The missionaries then shifted their gaze up to the hill ranges flanking the Assam plains and found a receptive audience in the headhunting tribes. These tribes didn’t have a common print or a literary culture. Theirs was an oral tradition. That, in the author’s opinion, made it easy for the missionaries.
The missionaries began by learning the village dialects. It could not have been easy. They waylaid villagers who were off to work in their fields and picked up new words and sounds from them by gesturing and pointing at common objects. From there, they created a script to cater to the tribal tongue and then translated the Bible and gospel literature into that new language. Then, they opened schools. This took time and resources, but it worked.
As to the link between Christianity and Naga nationalism, the takeaway from the book is that there indeed was a correlation between the two. But it is doubtful if the missionaries can be blamed for it. They didn’t preach nationalism or secession. Their aim was entirely other worldly. The motto was to “rescue the perishing souls.” Yet, by introducing a common script and print culture, they unwittingly helped consolidate amorphous identities into solid ones. By educating the tribals and exposing them to the ideas and political winds around them, they helped engender self-respect, ethnic pride and ultimately, a recalcitrant nationalism.

In the book’s telling, “During British times, political agents had expressed displeasure at the new religion for irrevocably changing traditional ways of life; in the post-independence period, many political leaders of the new Indian state saw it as a rabble-rousing faith, and thus an impediment to national integration.” It didn’t help that the two most serious movements for independence in the northeast after Indian independence were in the two most Christianized states – Nagaland and Mizoram. By the mid-1950s, foreign missionaries were thrown out of Nagaland, and the same happened in Mizoram in the 1970s.

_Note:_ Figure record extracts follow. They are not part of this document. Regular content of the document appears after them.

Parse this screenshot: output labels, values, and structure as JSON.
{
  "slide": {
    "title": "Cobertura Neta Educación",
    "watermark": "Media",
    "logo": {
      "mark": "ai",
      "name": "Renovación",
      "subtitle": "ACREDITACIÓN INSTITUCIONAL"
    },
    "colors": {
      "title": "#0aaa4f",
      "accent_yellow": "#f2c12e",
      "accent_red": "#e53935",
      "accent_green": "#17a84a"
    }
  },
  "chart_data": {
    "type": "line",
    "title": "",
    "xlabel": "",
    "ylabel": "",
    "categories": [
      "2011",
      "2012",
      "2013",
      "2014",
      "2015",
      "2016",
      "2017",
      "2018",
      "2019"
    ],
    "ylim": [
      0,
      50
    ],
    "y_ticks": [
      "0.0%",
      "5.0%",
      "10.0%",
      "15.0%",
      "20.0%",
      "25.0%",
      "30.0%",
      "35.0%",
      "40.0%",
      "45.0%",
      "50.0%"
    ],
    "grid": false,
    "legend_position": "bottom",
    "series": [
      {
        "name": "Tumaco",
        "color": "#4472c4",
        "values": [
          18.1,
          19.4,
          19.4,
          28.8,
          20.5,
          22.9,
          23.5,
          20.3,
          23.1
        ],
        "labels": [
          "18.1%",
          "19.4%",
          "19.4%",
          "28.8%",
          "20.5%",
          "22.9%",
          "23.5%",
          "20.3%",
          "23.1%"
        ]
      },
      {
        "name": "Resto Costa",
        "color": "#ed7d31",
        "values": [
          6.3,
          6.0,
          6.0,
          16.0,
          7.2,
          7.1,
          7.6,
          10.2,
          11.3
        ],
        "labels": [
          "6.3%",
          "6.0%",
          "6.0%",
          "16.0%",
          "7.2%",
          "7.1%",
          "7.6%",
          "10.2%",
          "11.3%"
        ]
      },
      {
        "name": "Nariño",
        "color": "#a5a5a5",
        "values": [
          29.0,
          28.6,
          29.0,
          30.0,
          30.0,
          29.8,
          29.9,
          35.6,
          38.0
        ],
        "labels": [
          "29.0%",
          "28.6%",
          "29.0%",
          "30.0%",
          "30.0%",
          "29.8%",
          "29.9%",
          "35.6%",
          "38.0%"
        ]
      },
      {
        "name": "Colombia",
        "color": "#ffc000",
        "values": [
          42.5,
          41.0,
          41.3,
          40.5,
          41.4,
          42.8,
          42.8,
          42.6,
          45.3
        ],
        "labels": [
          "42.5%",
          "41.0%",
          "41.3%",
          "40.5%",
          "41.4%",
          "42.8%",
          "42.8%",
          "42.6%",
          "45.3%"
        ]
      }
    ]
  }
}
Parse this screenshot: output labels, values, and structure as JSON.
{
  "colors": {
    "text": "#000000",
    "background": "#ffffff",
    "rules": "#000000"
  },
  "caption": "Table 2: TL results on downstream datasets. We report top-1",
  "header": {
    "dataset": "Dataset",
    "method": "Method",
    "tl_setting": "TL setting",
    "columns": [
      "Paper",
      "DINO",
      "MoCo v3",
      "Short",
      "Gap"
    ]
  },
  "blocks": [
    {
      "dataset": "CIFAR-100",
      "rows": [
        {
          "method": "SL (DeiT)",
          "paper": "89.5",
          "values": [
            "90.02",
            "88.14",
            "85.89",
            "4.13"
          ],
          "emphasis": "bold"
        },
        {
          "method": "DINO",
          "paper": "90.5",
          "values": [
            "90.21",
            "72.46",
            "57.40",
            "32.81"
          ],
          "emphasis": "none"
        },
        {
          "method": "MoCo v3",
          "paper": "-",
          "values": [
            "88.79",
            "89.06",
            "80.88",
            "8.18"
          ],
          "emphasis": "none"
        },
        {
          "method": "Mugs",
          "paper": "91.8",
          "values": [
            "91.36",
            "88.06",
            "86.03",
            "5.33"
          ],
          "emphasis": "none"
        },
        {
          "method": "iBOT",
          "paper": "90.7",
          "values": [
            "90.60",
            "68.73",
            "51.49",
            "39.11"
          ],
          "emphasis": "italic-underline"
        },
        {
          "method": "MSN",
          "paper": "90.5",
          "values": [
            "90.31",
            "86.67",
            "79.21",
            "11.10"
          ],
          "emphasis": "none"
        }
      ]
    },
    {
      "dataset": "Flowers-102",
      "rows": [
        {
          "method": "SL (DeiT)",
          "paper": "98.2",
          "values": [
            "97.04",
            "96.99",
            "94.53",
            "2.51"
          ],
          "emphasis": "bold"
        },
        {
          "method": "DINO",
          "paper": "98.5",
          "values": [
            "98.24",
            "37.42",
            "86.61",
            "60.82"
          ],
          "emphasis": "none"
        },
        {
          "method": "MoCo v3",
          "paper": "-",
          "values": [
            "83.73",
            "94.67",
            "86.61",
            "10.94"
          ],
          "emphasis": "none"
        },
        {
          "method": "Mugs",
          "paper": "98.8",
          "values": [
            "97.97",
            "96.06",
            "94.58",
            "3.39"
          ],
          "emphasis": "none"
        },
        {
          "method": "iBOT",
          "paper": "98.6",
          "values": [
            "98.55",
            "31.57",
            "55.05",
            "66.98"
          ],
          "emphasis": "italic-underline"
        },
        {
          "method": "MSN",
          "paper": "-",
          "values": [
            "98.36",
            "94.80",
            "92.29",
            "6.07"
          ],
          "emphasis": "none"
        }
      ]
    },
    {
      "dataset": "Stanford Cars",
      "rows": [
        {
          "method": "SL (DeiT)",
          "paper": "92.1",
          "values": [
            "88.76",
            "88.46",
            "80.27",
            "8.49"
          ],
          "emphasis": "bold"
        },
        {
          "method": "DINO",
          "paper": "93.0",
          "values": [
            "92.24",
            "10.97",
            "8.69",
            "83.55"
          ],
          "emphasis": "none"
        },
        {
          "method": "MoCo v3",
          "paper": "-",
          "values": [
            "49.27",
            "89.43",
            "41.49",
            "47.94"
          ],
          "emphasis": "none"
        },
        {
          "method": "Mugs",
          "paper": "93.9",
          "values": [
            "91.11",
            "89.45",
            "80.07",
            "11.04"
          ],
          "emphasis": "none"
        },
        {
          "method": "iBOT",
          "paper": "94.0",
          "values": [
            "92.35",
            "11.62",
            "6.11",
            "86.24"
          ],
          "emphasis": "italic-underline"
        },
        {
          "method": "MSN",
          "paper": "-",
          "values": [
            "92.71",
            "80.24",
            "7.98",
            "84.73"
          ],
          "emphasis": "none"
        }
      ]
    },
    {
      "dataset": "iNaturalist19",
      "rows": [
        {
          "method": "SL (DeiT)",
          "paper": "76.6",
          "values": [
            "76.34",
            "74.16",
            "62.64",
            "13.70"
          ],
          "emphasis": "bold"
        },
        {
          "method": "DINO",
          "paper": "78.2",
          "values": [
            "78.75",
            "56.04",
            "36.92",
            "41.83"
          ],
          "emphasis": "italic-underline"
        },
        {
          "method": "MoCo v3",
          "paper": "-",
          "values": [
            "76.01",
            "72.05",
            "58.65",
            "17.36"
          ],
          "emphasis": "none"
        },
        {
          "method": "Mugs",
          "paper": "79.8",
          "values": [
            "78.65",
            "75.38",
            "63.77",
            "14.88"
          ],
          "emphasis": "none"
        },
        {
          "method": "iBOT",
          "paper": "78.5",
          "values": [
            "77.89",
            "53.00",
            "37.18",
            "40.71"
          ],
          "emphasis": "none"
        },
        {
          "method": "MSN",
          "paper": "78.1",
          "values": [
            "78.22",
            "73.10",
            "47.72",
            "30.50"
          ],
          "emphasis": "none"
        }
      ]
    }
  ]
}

But as the book shows, most Nagas have no regret over their acceptance and adoption of the Baptist faith. It is an identity, a badge they wear with pride. The book argues that there is now a kind of hierarchy within the tribes with those that accepted the faith first feeling superior to those that followed later.
Something similar also happened in southern Manipur from where I am. It is common there to hear people talk of how villages and chiefs that welcomed the missionaries grew more prosperous over time than those that rejected or persecuted them. Curiously, the book privileges political boundaries over social and cultural ones and focuses only on the tribes of the state of Nagaland. Thus, the exploits of William Pettigrew amongst the Tangkhul Nagas and of Watkin Roberts amongst the Zo tribes in Mizoram and south Manipur, among others, remain untold.

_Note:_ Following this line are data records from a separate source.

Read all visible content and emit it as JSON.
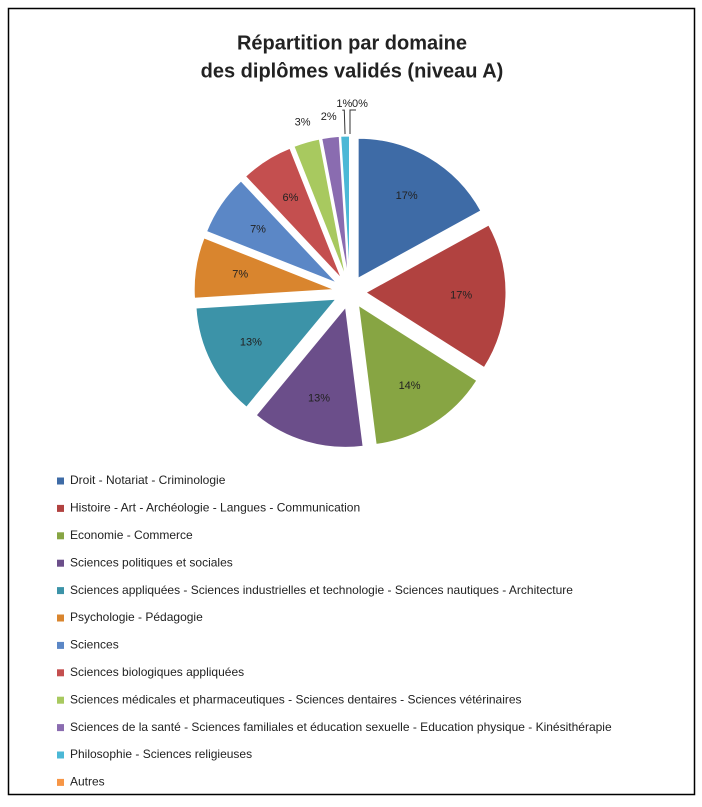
{
  "chart_data": {
    "type": "pie",
    "title": [
      "Répartition par domaine",
      "des diplômes validés (niveau A)"
    ],
    "categories": [
      "Droit - Notariat - Criminologie",
      "Histoire - Art - Archéologie - Langues - Communication",
      "Economie - Commerce",
      "Sciences politiques et sociales",
      "Sciences appliquées - Sciences industrielles et technologie - Sciences nautiques - Architecture",
      "Psychologie - Pédagogie",
      "Sciences",
      "Sciences biologiques appliquées",
      "Sciences médicales et pharmaceutiques - Sciences dentaires - Sciences vétérinaires",
      "Sciences de la santé - Sciences familiales et éducation sexuelle - Education physique - Kinésithérapie",
      "Philosophie - Sciences religieuses",
      "Autres"
    ],
    "values": [
      17,
      17,
      14,
      13,
      13,
      7,
      7,
      6,
      3,
      2,
      1,
      0
    ],
    "value_labels": [
      "17%",
      "17%",
      "14%",
      "13%",
      "13%",
      "7%",
      "7%",
      "6%",
      "3%",
      "2%",
      "1%",
      "0%"
    ],
    "colors": [
      "#3e6ba6",
      "#b14240",
      "#87a543",
      "#6b4e8a",
      "#3c93a8",
      "#d9852e",
      "#5b87c6",
      "#c44f4f",
      "#a8c95f",
      "#8a6cb0",
      "#4bb8d6",
      "#f79646"
    ],
    "legend": "bottom"
  }
}
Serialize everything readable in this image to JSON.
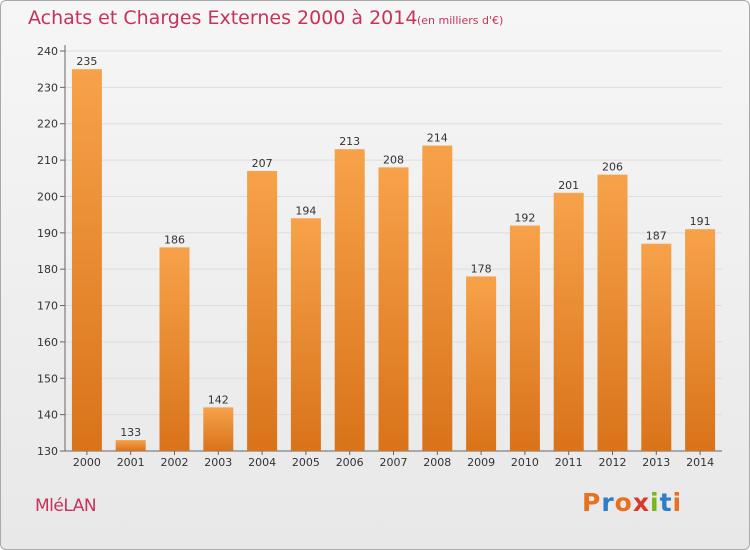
{
  "header": {
    "title": "Achats et Charges Externes 2000 à 2014",
    "subtitle": "(en milliers d'€)"
  },
  "footer": {
    "location": "MléLAN",
    "brand": "Proxiti",
    "brand_colors": [
      "#e8701f",
      "#2f7dc7",
      "#e8701f",
      "#d63a2f",
      "#7ab51d",
      "#2f7dc7",
      "#e8701f"
    ]
  },
  "colors": {
    "bar_top": "#f7a24a",
    "bar_bottom": "#d9731a",
    "grid": "#dddddd",
    "text_accent": "#c8325a"
  },
  "chart_data": {
    "type": "bar",
    "title": "Achats et Charges Externes 2000 à 2014",
    "subtitle": "(en milliers d'€)",
    "categories": [
      "2000",
      "2001",
      "2002",
      "2003",
      "2004",
      "2005",
      "2006",
      "2007",
      "2008",
      "2009",
      "2010",
      "2011",
      "2012",
      "2013",
      "2014"
    ],
    "values": [
      235,
      133,
      186,
      142,
      207,
      194,
      213,
      208,
      214,
      178,
      192,
      201,
      206,
      187,
      191
    ],
    "yticks": [
      130,
      140,
      150,
      160,
      170,
      180,
      190,
      200,
      210,
      220,
      230,
      240
    ],
    "ylim": [
      130,
      240
    ],
    "grid": true,
    "data_labels": true
  }
}
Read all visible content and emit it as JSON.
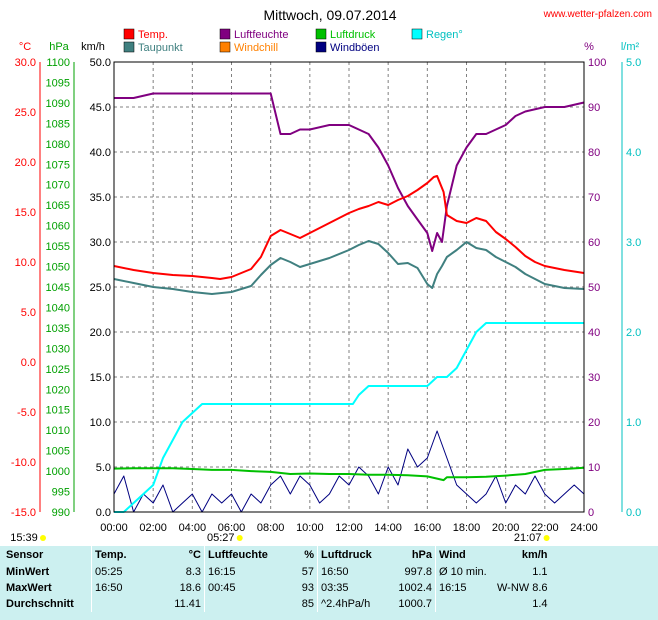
{
  "site": "www.wetter-pfalzen.com",
  "chart_data": {
    "type": "line",
    "title": "Mittwoch, 09.07.2014",
    "x_ticks": [
      "00:00",
      "02:00",
      "04:00",
      "06:00",
      "08:00",
      "10:00",
      "12:00",
      "14:00",
      "16:00",
      "18:00",
      "20:00",
      "22:00",
      "24:00"
    ],
    "xlim": [
      0,
      24
    ],
    "axes": {
      "temp": {
        "unit": "°C",
        "color": "#ff0000",
        "ylim": [
          -15,
          30
        ],
        "ticks": [
          "-15.0",
          "-10.0",
          "-5.0",
          "0.0",
          "5.0",
          "10.0",
          "15.0",
          "20.0",
          "25.0",
          "30.0"
        ]
      },
      "pressure": {
        "unit": "hPa",
        "color": "#00a000",
        "ylim": [
          990,
          1100
        ],
        "ticks": [
          "990",
          "995",
          "1000",
          "1005",
          "1010",
          "1015",
          "1020",
          "1025",
          "1030",
          "1035",
          "1040",
          "1045",
          "1050",
          "1055",
          "1060",
          "1065",
          "1070",
          "1075",
          "1080",
          "1085",
          "1090",
          "1095",
          "1100"
        ]
      },
      "wind": {
        "unit": "km/h",
        "color": "#000000",
        "ylim": [
          0,
          50
        ],
        "ticks": [
          "0.0",
          "5.0",
          "10.0",
          "15.0",
          "20.0",
          "25.0",
          "30.0",
          "35.0",
          "40.0",
          "45.0",
          "50.0"
        ]
      },
      "humidity": {
        "unit": "%",
        "color": "#800080",
        "ylim": [
          0,
          100
        ],
        "ticks": [
          "0",
          "10",
          "20",
          "30",
          "40",
          "50",
          "60",
          "70",
          "80",
          "90",
          "100"
        ]
      },
      "rain": {
        "unit": "l/m²",
        "color": "#00c0c0",
        "ylim": [
          0,
          5
        ],
        "ticks": [
          "0.0",
          "1.0",
          "2.0",
          "3.0",
          "4.0",
          "5.0"
        ]
      }
    },
    "legend": [
      {
        "name": "Temp.",
        "color": "#ff0000"
      },
      {
        "name": "Luftfeuchte",
        "color": "#800080"
      },
      {
        "name": "Luftdruck",
        "color": "#00c000"
      },
      {
        "name": "Regen°",
        "color": "#00ffff"
      },
      {
        "name": "Taupunkt",
        "color": "#408080"
      },
      {
        "name": "Windchill",
        "color": "#ff8000"
      },
      {
        "name": "Windböen",
        "color": "#000080"
      }
    ],
    "series": [
      {
        "name": "Temp.",
        "axis": "temp",
        "color": "#ff0000",
        "x": [
          0,
          1,
          2,
          3,
          4,
          5,
          5.42,
          6,
          7,
          7.5,
          8,
          8.5,
          9,
          9.5,
          10,
          10.5,
          11,
          11.5,
          12,
          12.5,
          13,
          13.5,
          14,
          14.5,
          15,
          15.5,
          16,
          16.33,
          16.5,
          16.83,
          17,
          17.5,
          18,
          18.5,
          19,
          19.5,
          20,
          20.5,
          21,
          21.5,
          22,
          23,
          24
        ],
        "y": [
          9.6,
          9.2,
          8.9,
          8.7,
          8.6,
          8.4,
          8.3,
          8.5,
          9.3,
          10.5,
          12.6,
          13.2,
          12.8,
          12.4,
          12.9,
          13.4,
          13.9,
          14.4,
          14.9,
          15.3,
          15.6,
          16.0,
          15.7,
          16.2,
          16.6,
          17.2,
          17.9,
          18.5,
          18.6,
          17.0,
          14.7,
          14.1,
          13.9,
          14.4,
          14.1,
          13.0,
          12.3,
          11.5,
          10.6,
          10.0,
          9.6,
          9.2,
          8.9
        ]
      },
      {
        "name": "Taupunkt",
        "axis": "temp",
        "color": "#408080",
        "x": [
          0,
          1,
          2,
          3,
          4,
          5,
          6,
          7,
          7.5,
          8,
          8.5,
          9,
          9.5,
          10,
          11,
          12,
          12.5,
          13,
          13.5,
          14,
          14.5,
          15,
          15.5,
          16,
          16.25,
          16.5,
          16.75,
          17,
          17.5,
          18,
          18.5,
          19,
          19.5,
          20,
          20.5,
          21,
          22,
          23,
          24
        ],
        "y": [
          8.3,
          7.9,
          7.5,
          7.3,
          7.0,
          6.8,
          7.0,
          7.6,
          8.7,
          9.7,
          10.4,
          10.0,
          9.5,
          9.8,
          10.4,
          11.2,
          11.7,
          12.1,
          11.8,
          10.9,
          9.8,
          9.9,
          9.4,
          7.8,
          7.4,
          8.8,
          9.6,
          10.5,
          11.2,
          12.0,
          11.4,
          11.2,
          10.5,
          10.0,
          9.5,
          8.8,
          7.8,
          7.4,
          7.3
        ]
      },
      {
        "name": "Luftfeuchte",
        "axis": "humidity",
        "color": "#800080",
        "x": [
          0,
          1,
          2,
          3,
          4,
          5,
          6,
          7,
          8,
          8.5,
          9,
          9.5,
          10,
          11,
          12,
          12.5,
          13,
          13.5,
          14,
          14.5,
          15,
          15.5,
          16,
          16.25,
          16.5,
          16.75,
          17,
          17.5,
          18,
          18.5,
          19,
          19.5,
          20,
          20.5,
          21,
          22,
          23,
          24
        ],
        "y": [
          92,
          92,
          93,
          93,
          93,
          93,
          93,
          93,
          93,
          84,
          84,
          85,
          85,
          86,
          86,
          85,
          84,
          81,
          77,
          72,
          68,
          65,
          62,
          58,
          62,
          60,
          68,
          77,
          81,
          84,
          84,
          85,
          86,
          88,
          89,
          90,
          90,
          91
        ]
      },
      {
        "name": "Luftdruck",
        "axis": "pressure",
        "color": "#00c000",
        "x": [
          0,
          1,
          2,
          3,
          4,
          5,
          6,
          7,
          8,
          9,
          10,
          11,
          12,
          13,
          14,
          15,
          16,
          16.83,
          17,
          18,
          19,
          20,
          21,
          22,
          23,
          24
        ],
        "y": [
          1000.6,
          1000.7,
          1000.7,
          1000.7,
          1000.5,
          1000.3,
          1000.3,
          1000.0,
          999.8,
          999.3,
          999.4,
          999.3,
          999.3,
          999.1,
          999.1,
          999.0,
          998.7,
          997.8,
          998.5,
          998.5,
          998.6,
          998.9,
          999.3,
          1000.3,
          1000.5,
          1000.8
        ]
      },
      {
        "name": "Regen°",
        "axis": "rain",
        "color": "#00ffff",
        "x": [
          0,
          0.5,
          1,
          1.5,
          2,
          2.5,
          3,
          3.5,
          4,
          4.5,
          5,
          10,
          12,
          12.2,
          12.5,
          13,
          14,
          16,
          16.5,
          17,
          17.5,
          18,
          18.5,
          19,
          20,
          22,
          24
        ],
        "y": [
          0,
          0,
          0.1,
          0.2,
          0.3,
          0.6,
          0.8,
          1.0,
          1.1,
          1.2,
          1.2,
          1.2,
          1.2,
          1.2,
          1.3,
          1.4,
          1.4,
          1.4,
          1.5,
          1.5,
          1.6,
          1.8,
          2.0,
          2.1,
          2.1,
          2.1,
          2.1
        ]
      },
      {
        "name": "Windböen",
        "axis": "wind",
        "color": "#000080",
        "x": [
          0,
          0.5,
          1,
          1.5,
          2,
          2.5,
          3,
          3.5,
          4,
          4.5,
          5,
          5.5,
          6,
          6.5,
          7,
          7.5,
          8,
          8.5,
          9,
          9.5,
          10,
          10.5,
          11,
          11.5,
          12,
          12.5,
          13,
          13.5,
          14,
          14.5,
          15,
          15.5,
          16,
          16.5,
          17,
          17.5,
          18,
          18.5,
          19,
          19.5,
          20,
          20.5,
          21,
          21.5,
          22,
          22.5,
          23,
          23.5,
          24
        ],
        "y": [
          2,
          4,
          0,
          2,
          1,
          3,
          0,
          1,
          2,
          0,
          2,
          1,
          2,
          0,
          2,
          1,
          3,
          4,
          2,
          4,
          3,
          1,
          2,
          4,
          3,
          5,
          4,
          2,
          5,
          3,
          7,
          5,
          6,
          9,
          6,
          3,
          2,
          1,
          2,
          4,
          1,
          3,
          2,
          4,
          2,
          1,
          2,
          3,
          2
        ]
      }
    ],
    "daily_markers": [
      {
        "label": "15:39",
        "x": -2
      },
      {
        "label": "05:27",
        "x": 5.45
      },
      {
        "label": "21:07",
        "x": 21.12
      }
    ]
  },
  "stats_table": {
    "headers": [
      "Sensor",
      "Temp.",
      "°C",
      "Luftfeuchte",
      "%",
      "Luftdruck",
      "hPa",
      "Wind",
      "km/h"
    ],
    "rows": [
      [
        "MinWert",
        "05:25",
        "8.3",
        "16:15",
        "57",
        "16:50",
        "997.8",
        "Ø 10 min.",
        "1.1"
      ],
      [
        "MaxWert",
        "16:50",
        "18.6",
        "00:45",
        "93",
        "03:35",
        "1002.4",
        "16:15",
        "W-NW 8.6"
      ],
      [
        "Durchschnitt",
        "",
        "11.41",
        "",
        "85",
        "^2.4hPa/h",
        "1000.7",
        "",
        "1.4"
      ]
    ]
  }
}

The book also touches on the internal fractures within the Naga Baptist world, the BJP’s attempt to co-opt traditional figures like Jadonang and Rani Gaidinliu, the waning influence of traditional institutions, and the encounter between communist ideology and the Naga movement.
This is an ambitious work on a neglected area of research. It helps the reader unlearn much received wisdom. However, the book lacks thematic coherence and the chronology is hard to follow. At close to 500 pages, it looks daunting from the outside. Nevertheless, it is sure to become essential reading for anyone interested in the social history of the tribes of the northeast.
Thangkhanlal Ngaihte teaches political science at Churachandpur College, Lamka, Manipur.